In response to the post Most Ivy-smart students aren't at Ivy-tier schools and as a follow-up to Linch’s comment tallying the educational background of Field Medalists, I collected some data on the undergrad degrees of exceptionally successful people (using some of the  (imperfect) ex post metrics suggested by Linch).

Of the 32 Turing Award winners in the last 20 years, 6 attended a top 10 US university, 16 attended another US university, 3 attended Oxbridge, and 7 attended other non-US universities. (full data)

Of the 97 Decacorn company founders I could find education data for, 19 attended a top 10 US university, 32 attended another US university, and 46 attended non-US universities (no Oxbridge). (full data)
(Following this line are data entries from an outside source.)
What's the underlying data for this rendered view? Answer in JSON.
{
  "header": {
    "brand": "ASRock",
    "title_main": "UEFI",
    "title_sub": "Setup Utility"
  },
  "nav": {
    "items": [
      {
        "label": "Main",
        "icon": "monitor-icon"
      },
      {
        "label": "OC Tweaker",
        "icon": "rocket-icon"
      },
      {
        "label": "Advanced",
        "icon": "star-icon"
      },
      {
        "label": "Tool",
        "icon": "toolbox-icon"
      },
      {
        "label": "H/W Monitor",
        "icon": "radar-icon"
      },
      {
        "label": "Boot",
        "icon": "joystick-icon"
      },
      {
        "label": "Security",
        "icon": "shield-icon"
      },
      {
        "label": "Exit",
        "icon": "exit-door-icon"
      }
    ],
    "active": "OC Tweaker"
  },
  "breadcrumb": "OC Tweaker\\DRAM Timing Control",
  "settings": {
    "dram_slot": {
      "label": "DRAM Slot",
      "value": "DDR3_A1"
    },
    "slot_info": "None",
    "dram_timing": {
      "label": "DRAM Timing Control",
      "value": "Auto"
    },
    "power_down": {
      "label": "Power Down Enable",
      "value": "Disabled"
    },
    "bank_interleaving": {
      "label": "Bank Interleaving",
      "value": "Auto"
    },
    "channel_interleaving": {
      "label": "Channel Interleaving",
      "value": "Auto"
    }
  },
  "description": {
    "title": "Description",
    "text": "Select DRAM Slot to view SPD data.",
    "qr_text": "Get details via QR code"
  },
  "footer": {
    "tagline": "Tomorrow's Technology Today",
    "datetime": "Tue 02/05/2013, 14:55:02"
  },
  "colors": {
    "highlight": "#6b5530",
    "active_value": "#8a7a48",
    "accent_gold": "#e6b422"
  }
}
So it seems like people who are successful on these metrics are pretty spread out across both US/elsewhere and elite/non-elite unis, but concentrated enough that having considerable focus on top US universities makes sense (assuming a key aim is to target people with the potential to be extremely successful). 

The concentration gets a bit higher for PhDs for the Turing Award winners (28% at top 10 US universities). It’s also higher for younger Decacorn company founders (e.g., 50% of under-35s in the US at MIT or Stanford) – so that gives some (relatively weak) evidence that concentration at top US universities has increased in the last few decades. 

There’s a doc with more details here for anyone interested. 

[Also for full disclosure: I collected this data as part of my job, not just as a fun after hours project.]